Originally printed in
Art in America
April, 1988
ALLAN McCOLLUM
at Julian Pretto, Annina
Nosei, and John Weber



Allan McCollum.
Plaster Surrogates.
1982/84

Holland Cotter

In his "surrogates"—urn-shaped sculptures and plaster casts of a miniature painting-in-frame form—Allan McCollum created beta-version distillations of some of the critical concerns that defined Neo-Conceptualism: the myth of originality, the reality of art's commodification and the values that accrue from each. His objects, displayed in clusters, were problematic though: their deliberate lack of visual charisma was witty and pointed, but it also tended to reduce them to little more than illustrated mini-lectures. How fascinating it was, then, to see McCollum, in his recent and simultaneous solo shows, playing out his dialectical drama on a formally spectacular scale.

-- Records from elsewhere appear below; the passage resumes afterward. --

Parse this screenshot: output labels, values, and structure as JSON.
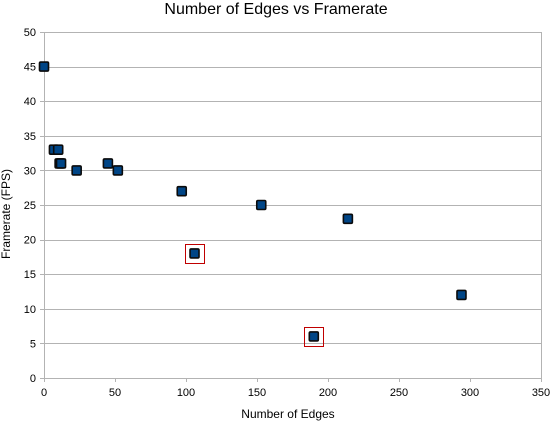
{
  "chart_data": {
    "type": "scatter",
    "title": "Number of Edges vs Framerate",
    "xlabel": "Number of Edges",
    "ylabel": "Framerate (FPS)",
    "xlim": [
      0,
      350
    ],
    "ylim": [
      0,
      50
    ],
    "xticks": [
      0,
      50,
      100,
      150,
      200,
      250,
      300,
      350
    ],
    "yticks": [
      0,
      5,
      10,
      15,
      20,
      25,
      30,
      35,
      40,
      45,
      50
    ],
    "grid": "horizontal",
    "series": [
      {
        "color": "#004586",
        "marker": "square",
        "points": [
          {
            "x": 0,
            "y": 45
          },
          {
            "x": 7,
            "y": 33
          },
          {
            "x": 10,
            "y": 33
          },
          {
            "x": 11,
            "y": 31
          },
          {
            "x": 12,
            "y": 31
          },
          {
            "x": 23,
            "y": 30
          },
          {
            "x": 45,
            "y": 31
          },
          {
            "x": 52,
            "y": 30
          },
          {
            "x": 97,
            "y": 27
          },
          {
            "x": 106,
            "y": 18,
            "highlighted": true
          },
          {
            "x": 153,
            "y": 25
          },
          {
            "x": 190,
            "y": 6,
            "highlighted": true
          },
          {
            "x": 214,
            "y": 23
          },
          {
            "x": 294,
            "y": 12
          }
        ]
      }
    ],
    "highlight_color": "#c00000"
  }
}
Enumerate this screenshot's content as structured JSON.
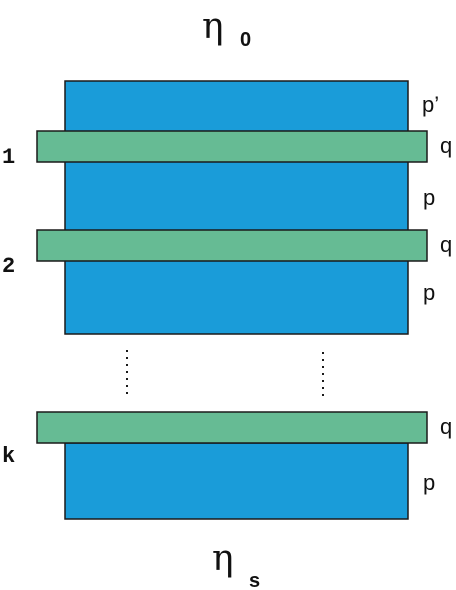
{
  "top_label": {
    "symbol": "η",
    "subscript": "0"
  },
  "bottom_label": {
    "symbol": "η",
    "subscript": "s"
  },
  "layer_labels": {
    "p_prime": "p’",
    "q": "q",
    "p": "p"
  },
  "stack_labels": [
    "1",
    "2",
    "k"
  ],
  "colors": {
    "substrate_layer": "#1a9cd9",
    "thin_layer": "#66bb94",
    "outline": "#1a1a1a"
  }
}
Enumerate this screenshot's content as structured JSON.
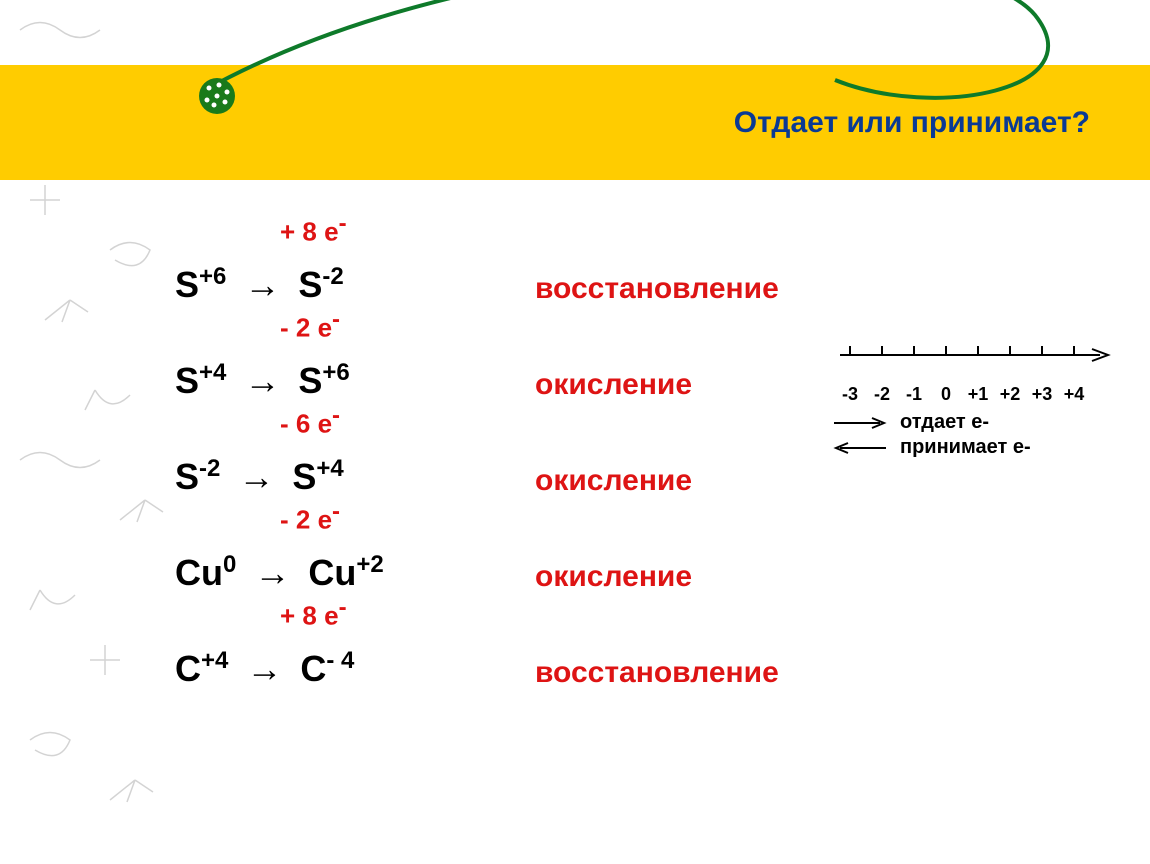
{
  "colors": {
    "band_bg": "#ffcc00",
    "title_color": "#0a3a94",
    "red": "#de1414",
    "black": "#000000",
    "swoosh": "#0e7a2a",
    "ball_fill": "#1a7a1a"
  },
  "title": "Отдает или принимает?",
  "reactions": [
    {
      "left_el": "S",
      "left_sup": "+6",
      "right_el": "S",
      "right_sup": "-2",
      "annot": "+ 8 e",
      "annot_sup": "-",
      "result": "восстановление"
    },
    {
      "left_el": "S",
      "left_sup": "+4",
      "right_el": "S",
      "right_sup": "+6",
      "annot": "- 2 e",
      "annot_sup": "-",
      "result": "окисление"
    },
    {
      "left_el": "S",
      "left_sup": "-2",
      "right_el": "S",
      "right_sup": "+4",
      "annot": "- 6 e",
      "annot_sup": "-",
      "result": "окисление"
    },
    {
      "left_el": "Cu",
      "left_sup": "0",
      "right_el": "Cu",
      "right_sup": "+2",
      "annot": "- 2 e",
      "annot_sup": "-",
      "result": "окисление"
    },
    {
      "left_el": "C",
      "left_sup": "+4",
      "right_el": "C",
      "right_sup": "- 4",
      "annot": "+ 8 e",
      "annot_sup": "-",
      "result": "восстановление"
    }
  ],
  "arrow_glyph": "→",
  "scale": {
    "ticks": [
      "-3",
      "-2",
      "-1",
      "0",
      "+1",
      "+2",
      "+3",
      "+4"
    ],
    "right_label": "отдает   e-",
    "left_label": "принимает e-"
  }
}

At Pretto we were actually on familiar ground. The gallery space was small, the work (dating from the early '80s) chromatically neutral and discreetly displayed. It consisted of dozens of "Polaroids" with images blacked out as if the film had been prematurely exposed. In fact, the "photos" were painstakingly crafted fakes—cut out white-paper borders surrounding dark rectangles drawn with ink, Magic Marker or watercolor and burnished to an emulsionlike gloss. Mounted in random groups within large frames, each piece was a circular Benjaminian irony: the photographic image is already a repeatable surrogate reality; here the surrogate itself is fictional, though clearly handmade.

The "paintings" at Nosei were the same little plaster models McCollum has used for nearly a decade, now presented not only in relentlessly cheery colors, from sharp primaries to drippy decorator pastels, but in unprecedented quantities (the gallery press release announced a count of a cool 1,700), which filled, from floor to ceiling, two sizable rooms. Their massed presence effectively enacted the programmatic matter at hand—the disheartening fact of art's infinite capacity for self-reiteration—but actually it rendered it of far less interest than the sheer decorative éclat of the installation itself.

McCollum's gift for the brilliant collective image was most strikingly evident at Weber. Here the object-count was preposterously high and the small objects themselves, which McCollum labelled generically Individual Works, were unlike anything he had made before: compact, oddly contoured fit-in-your-hand-size shapes that suggested a cross between toys and machine parts or grenades. They were, in fact, the result of an elaborate mix-and-match process by which McCollum joined dozens of small cast-off elements—bottle caps, hardware fixtures—together to make over 200 individual sculptural forms, and then further joined these together in pairs in every possible permutation to create a total of over 10,000 distinct objects. He painted each the same low-gloss swimming-pool turquoise and set them out side by side on a long table that stretched from one end of the floor-through gallery to the other. The incremental absurdity underscored the rather poignant fact that although each one of these objects was, in fact, unique, who, faced with their similarity and vast numbers, would notice or care?

It is probably best to avoid taking an over-poeticizing view of work which has in the past set up carefully circumscribed metaphoric boundaries for itself. But if one shifts the trope of lost individuality from objects to people in this last installation, one detects a humanist subtext that has only fitfully warmed McCollum's work before. (He has located a source for Individual Works in the fact of his own parents being assembly-line factory workers.) And carrying the notion of method-as-metaphor further still, one sees that McCollum's new work exemplifies what may be the distinguishing formal principal of Neo-Conceptualist sculpture so far: a repudiation of the organic and the integral in favor of the fragment as the valid unit of conceptual currency. In his image of a field of tiny blue forms ranging away into the distance, McCollum has built an ambitious public sculptural presence that proves, and sweetens, the postmodern rule that art is, after all, exactly the sum of its parts.


Allan McCollum.
Five Perfect Vehicles.
1985

Allan McCollum.
Individual Works.
1987/88


Allan McCollum. Individual Works.
1987/88

Allan McCollum. Over 10,000 Individual Works.